Warum nicht mit "Protest"-Beklebung auf dem Auto fahren? Oder gar nicht starten? Toto Wolff verschließt seine Augen doch nicht.
Aber er kuscht vor Bernie und der Politik!
Warum trifft man sich denn seitens Merkel mit solchen Regierungschefs?
Wer glaubt denn, das da was bei rauskommt? Außer posieren vor den Medien, wo dann noch lautstark ein "gutes Gespräch" verkündet wird und man eine "positive Entwicklung" sehe.
Die Strecke ist der Hammer. Das Rennen war ganz ok. Aber das ganze Drumherum ein Witz. Kaum Zuschauer (den Anwohnern war offiziell sogar untersagt von ihren Balkonen zuzuschauen). Dazu die zweifelhafte politische Situation mit einem diktatorischem Machthaber.
Und das ein Europa GP im tiefsten Asien stattfindet muss mir auch erst mal jemand erklären.

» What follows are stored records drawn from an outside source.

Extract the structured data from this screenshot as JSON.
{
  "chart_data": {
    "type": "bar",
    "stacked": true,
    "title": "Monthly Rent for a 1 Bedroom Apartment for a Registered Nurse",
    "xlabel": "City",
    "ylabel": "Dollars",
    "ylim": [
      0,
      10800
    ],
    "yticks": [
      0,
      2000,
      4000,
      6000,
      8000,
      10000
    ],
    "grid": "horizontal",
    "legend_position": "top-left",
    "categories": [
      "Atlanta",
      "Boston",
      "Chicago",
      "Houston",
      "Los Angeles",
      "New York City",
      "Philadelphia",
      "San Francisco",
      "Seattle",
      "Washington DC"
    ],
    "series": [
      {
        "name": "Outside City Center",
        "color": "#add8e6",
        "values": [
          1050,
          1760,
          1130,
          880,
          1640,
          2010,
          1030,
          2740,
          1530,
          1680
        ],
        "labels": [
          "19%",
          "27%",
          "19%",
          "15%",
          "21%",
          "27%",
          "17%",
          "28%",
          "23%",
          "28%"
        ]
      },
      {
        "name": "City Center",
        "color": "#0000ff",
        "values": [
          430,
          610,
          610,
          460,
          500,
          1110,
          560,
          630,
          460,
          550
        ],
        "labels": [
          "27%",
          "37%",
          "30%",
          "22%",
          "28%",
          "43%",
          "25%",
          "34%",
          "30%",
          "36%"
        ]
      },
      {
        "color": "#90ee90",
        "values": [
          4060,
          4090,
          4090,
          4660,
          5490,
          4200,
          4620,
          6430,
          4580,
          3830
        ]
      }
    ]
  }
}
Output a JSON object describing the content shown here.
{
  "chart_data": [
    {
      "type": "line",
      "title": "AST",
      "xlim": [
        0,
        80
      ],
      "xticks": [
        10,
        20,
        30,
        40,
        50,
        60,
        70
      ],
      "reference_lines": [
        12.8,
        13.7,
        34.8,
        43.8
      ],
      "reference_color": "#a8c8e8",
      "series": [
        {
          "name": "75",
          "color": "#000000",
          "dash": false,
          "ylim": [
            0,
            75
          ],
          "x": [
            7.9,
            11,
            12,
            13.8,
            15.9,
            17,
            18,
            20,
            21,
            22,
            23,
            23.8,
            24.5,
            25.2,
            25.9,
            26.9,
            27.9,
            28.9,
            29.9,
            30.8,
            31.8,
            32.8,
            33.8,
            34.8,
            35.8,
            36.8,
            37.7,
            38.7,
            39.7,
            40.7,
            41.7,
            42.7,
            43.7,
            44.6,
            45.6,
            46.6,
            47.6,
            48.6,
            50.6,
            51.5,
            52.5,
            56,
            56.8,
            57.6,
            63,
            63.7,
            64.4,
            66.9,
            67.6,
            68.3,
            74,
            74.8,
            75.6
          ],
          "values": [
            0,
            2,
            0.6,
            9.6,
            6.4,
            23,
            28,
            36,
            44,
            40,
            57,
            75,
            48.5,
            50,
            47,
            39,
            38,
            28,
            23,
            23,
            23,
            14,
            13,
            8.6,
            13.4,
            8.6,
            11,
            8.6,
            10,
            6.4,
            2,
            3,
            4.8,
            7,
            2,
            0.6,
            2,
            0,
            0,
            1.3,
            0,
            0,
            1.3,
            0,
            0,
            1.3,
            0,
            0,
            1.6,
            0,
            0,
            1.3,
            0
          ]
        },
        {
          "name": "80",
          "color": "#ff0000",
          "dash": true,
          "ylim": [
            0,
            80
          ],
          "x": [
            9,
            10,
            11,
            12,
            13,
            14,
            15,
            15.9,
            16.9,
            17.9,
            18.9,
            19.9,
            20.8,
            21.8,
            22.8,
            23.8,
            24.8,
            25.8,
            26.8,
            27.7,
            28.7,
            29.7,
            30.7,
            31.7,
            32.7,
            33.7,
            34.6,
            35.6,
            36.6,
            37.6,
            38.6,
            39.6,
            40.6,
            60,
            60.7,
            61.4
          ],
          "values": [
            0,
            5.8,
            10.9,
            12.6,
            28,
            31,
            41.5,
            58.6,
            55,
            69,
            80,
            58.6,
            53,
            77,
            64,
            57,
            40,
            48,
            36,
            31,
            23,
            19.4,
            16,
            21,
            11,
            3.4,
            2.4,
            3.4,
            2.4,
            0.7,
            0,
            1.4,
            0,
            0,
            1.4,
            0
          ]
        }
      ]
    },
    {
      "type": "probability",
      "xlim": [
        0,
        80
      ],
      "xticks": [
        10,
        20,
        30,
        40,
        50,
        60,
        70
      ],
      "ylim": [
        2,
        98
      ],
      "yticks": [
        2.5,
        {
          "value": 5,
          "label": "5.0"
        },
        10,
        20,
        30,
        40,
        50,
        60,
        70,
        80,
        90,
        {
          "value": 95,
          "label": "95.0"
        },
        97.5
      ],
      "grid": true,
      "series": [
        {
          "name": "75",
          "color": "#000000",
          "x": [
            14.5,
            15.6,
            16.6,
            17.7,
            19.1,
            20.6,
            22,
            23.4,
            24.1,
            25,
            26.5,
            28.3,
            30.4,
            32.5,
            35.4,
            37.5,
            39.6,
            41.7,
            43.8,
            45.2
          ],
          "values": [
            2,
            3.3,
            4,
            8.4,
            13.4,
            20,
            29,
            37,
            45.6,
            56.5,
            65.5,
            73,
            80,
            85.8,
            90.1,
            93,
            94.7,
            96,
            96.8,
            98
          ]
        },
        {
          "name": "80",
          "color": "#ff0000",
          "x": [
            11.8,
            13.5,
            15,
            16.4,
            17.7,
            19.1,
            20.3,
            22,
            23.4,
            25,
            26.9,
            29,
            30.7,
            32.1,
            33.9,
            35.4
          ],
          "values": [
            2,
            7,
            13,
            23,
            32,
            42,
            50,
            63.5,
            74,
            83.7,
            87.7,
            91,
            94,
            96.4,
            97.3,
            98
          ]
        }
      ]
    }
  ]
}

Ich hab mal die geografische Lage gecheckt. Aserbeidschan liegt südlich des Urals und gehört bis auf den nordöstlichsten Teil eindeutig zu Asien. Trotzdem ist der GP von Europa dort genauso abwegig, als wenn man ihn in Neuseeland stattfinden läßt.
Ich konnte keine Meldungen finden, daß Aserbeidschan strategischer Partner der USA ist oder der NATO beitreten möchte. Ein Mainstream-Journalist ist dann natürlich verpflichtet, die Menschenrechtskeule zu schwingen.
Dummgesabbel.
Mir ist nicht aufgefallen, dass sich die "Mainstream-Medien" (ist das der Nachfolgebegriff für Lügenpresse?) im Falle des NATO-Partners Türkei sonderlich zurückhalten...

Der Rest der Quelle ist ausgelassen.